OTTAWA (Reuters) - The federal government pledged on Wednesday to help Nortel Networks Corp, North America’s biggest telephone equipment maker and major source of Canadian R&D spending, as it seeks to emerge from bankruptcy protection.
“The government of Canada appreciates the importance of the telecommunications industry to our economy and will continue to work with Nortel during its restructuring through Export Development Canada (EDC),” Industry Minister Tony Clement said in a statement.
EDC, a government agency, has agreed to provide up to C$30 million ($24 million) in short-term financing through an existing bonding facility.
In addition, Clement said EDC is open to discussing financing for Nortel in conjunction with other financial institutions.
The Conservative government has traditionally opposed using public money to rescue ailing companies but announced C$4 billion in emergency loans to the auto industry last month and has said extraordinary times require extraordinary measures.
The government resisted characterizing its position on Nortel as a bailout, insisting that whatever EDC did was on a commercial basis.

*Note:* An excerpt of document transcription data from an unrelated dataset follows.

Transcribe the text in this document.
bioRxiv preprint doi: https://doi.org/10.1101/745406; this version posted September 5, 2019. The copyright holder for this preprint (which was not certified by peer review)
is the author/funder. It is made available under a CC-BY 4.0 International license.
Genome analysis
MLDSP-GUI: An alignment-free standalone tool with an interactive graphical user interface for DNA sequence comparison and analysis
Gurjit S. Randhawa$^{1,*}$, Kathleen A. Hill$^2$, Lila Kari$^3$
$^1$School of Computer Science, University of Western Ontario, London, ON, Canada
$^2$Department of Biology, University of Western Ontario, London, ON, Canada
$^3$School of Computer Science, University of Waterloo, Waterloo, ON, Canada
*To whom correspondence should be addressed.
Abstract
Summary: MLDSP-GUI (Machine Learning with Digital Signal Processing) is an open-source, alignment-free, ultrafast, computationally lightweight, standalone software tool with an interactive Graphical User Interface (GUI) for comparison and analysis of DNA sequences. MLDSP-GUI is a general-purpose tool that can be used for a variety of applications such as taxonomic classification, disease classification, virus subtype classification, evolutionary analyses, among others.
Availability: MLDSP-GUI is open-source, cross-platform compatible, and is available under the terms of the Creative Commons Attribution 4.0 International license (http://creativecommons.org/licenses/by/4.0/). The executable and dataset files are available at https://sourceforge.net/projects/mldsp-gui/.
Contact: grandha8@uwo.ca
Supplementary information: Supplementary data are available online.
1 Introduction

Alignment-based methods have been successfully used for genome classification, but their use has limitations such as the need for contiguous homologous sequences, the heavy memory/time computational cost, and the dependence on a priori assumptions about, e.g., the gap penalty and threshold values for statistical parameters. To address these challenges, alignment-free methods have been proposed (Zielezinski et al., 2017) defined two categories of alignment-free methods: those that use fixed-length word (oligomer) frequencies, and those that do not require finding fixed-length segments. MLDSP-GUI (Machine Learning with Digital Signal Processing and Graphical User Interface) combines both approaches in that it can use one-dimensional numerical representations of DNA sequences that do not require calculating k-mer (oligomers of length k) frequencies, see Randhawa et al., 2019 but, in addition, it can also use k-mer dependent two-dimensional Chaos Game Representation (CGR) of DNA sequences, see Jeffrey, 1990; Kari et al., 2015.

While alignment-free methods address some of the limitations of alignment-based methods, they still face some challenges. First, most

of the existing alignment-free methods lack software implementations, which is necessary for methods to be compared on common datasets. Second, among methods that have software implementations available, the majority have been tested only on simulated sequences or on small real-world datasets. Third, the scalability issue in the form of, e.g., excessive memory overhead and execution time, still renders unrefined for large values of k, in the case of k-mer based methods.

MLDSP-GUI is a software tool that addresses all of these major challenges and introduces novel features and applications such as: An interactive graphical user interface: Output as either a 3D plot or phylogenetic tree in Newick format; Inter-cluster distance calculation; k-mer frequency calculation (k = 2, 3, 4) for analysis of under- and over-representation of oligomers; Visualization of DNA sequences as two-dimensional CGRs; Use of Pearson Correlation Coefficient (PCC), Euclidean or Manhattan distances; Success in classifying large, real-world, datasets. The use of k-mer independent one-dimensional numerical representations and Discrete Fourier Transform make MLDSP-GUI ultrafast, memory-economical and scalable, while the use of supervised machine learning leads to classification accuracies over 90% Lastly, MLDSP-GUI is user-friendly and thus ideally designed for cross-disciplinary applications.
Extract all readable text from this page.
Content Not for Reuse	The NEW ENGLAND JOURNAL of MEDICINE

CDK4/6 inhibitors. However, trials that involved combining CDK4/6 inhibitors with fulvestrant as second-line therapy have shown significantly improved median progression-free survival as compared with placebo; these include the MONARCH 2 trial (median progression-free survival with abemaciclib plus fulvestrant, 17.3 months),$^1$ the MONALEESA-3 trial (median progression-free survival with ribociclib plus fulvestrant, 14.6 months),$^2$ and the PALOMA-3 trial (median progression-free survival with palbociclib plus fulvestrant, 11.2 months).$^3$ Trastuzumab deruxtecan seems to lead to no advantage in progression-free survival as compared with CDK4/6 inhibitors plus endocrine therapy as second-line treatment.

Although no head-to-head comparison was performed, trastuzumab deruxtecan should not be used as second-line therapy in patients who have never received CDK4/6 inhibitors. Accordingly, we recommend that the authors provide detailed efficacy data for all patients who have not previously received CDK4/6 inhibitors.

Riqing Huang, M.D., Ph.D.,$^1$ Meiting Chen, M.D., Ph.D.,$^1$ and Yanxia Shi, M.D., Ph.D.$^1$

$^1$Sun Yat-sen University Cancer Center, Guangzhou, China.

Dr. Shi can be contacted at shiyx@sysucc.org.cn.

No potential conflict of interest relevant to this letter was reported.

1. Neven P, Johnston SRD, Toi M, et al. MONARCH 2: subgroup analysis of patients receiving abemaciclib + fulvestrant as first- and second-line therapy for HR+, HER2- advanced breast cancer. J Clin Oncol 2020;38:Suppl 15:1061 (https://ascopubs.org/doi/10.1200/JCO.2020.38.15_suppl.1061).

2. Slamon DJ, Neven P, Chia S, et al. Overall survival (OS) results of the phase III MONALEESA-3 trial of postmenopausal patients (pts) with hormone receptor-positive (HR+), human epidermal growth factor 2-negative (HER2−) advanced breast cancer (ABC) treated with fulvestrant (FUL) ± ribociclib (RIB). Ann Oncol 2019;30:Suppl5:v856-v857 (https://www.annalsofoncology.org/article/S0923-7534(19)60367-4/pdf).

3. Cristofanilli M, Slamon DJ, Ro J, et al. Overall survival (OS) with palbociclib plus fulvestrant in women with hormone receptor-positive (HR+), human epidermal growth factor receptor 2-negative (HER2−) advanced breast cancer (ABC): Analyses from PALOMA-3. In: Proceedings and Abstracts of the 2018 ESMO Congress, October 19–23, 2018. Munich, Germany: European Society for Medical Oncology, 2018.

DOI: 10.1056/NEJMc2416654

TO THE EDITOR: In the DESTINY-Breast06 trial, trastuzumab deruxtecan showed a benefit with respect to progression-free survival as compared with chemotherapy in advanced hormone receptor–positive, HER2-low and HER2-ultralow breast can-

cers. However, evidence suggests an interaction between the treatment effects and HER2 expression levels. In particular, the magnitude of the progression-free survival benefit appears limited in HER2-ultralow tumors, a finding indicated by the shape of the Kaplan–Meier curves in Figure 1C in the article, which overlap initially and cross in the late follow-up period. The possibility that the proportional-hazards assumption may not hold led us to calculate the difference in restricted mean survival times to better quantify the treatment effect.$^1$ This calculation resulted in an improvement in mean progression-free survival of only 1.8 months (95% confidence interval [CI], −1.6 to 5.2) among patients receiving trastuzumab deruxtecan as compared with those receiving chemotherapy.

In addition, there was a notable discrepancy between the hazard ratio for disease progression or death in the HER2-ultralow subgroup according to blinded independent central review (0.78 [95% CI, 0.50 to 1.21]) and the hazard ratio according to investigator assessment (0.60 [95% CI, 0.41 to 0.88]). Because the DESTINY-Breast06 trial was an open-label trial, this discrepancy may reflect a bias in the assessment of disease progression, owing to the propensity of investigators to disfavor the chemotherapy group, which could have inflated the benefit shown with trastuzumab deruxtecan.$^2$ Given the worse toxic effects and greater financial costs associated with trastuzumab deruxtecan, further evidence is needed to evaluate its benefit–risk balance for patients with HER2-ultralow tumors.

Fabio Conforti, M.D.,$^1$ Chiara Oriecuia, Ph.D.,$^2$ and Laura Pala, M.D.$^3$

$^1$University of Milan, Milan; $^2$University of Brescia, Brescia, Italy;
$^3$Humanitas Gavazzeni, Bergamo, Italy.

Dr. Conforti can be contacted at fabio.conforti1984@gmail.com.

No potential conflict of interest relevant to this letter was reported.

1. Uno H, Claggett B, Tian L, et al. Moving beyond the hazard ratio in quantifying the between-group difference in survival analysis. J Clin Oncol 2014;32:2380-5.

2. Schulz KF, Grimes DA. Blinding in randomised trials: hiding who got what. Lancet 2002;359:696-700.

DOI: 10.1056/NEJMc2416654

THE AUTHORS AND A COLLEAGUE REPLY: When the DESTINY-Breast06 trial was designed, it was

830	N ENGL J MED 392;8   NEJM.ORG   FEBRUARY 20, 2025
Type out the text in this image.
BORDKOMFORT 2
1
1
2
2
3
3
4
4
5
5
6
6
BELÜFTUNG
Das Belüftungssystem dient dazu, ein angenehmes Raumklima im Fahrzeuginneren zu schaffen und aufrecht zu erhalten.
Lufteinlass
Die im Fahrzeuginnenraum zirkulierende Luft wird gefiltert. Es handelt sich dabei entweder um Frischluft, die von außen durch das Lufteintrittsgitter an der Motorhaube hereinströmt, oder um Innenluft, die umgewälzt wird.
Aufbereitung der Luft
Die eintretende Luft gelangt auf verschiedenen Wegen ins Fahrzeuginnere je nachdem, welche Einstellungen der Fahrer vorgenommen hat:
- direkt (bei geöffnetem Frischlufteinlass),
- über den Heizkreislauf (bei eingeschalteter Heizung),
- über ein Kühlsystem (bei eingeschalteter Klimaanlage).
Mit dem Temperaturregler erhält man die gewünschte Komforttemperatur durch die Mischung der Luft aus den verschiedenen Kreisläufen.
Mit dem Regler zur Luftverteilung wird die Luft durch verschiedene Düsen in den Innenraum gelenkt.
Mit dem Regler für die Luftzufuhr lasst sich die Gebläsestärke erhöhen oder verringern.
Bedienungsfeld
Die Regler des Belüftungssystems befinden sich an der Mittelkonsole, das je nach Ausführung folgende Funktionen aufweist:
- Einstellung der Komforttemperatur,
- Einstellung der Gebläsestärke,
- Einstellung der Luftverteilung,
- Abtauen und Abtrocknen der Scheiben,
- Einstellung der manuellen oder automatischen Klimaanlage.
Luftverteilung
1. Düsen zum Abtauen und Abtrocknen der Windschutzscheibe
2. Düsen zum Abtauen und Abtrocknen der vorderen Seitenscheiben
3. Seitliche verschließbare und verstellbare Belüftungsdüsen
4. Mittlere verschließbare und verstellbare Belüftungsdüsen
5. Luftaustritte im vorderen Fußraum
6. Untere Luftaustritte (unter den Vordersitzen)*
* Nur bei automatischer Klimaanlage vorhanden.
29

“I don’t see us in this particular instance picking a winner or loser,” Clement told Reuters in an interview.
All the language was geared, however, to the idea making sure Nortel and the industry as a whole survived rather than died.
“We have a very competitive and very viable telecoms industry in this country, and our government is committed to ensuring that that continues to be the case,” he said.
In his statement, he said: ”The decision to file for creditor protection was made by its board of directors in an effort to turn the company around...
“It is important to note that Nortel is filing for court-supervised restructuring under the CCAA (Canada’s Companies’ Creditors Arrangement Act), not bankruptcy. Nortel has stated that it has every intention of emerging from this restructuring under the CCAA as a viable business.”
Clement told Reuters that typically a company takes 12 to 18 months to emerge from CCAA and he said many currently successful Canadian companies, for example Essar Steel Algoma Inc., have done so.
“There’s no immediate threat anymore,” he said noting that the immediacy was a $107 million interest payment that was due on Thursday. “Now that that is dealt with through the court protection process, they do have some breathing room.”
EDC spokesman Phil Taylor said the agency’s risk tolerance was higher than that of banks, but added: “EDC always operates on the basis of commercial principles. From the EDC perspective, there are no bailouts, no handouts. There has to be a viable plan.”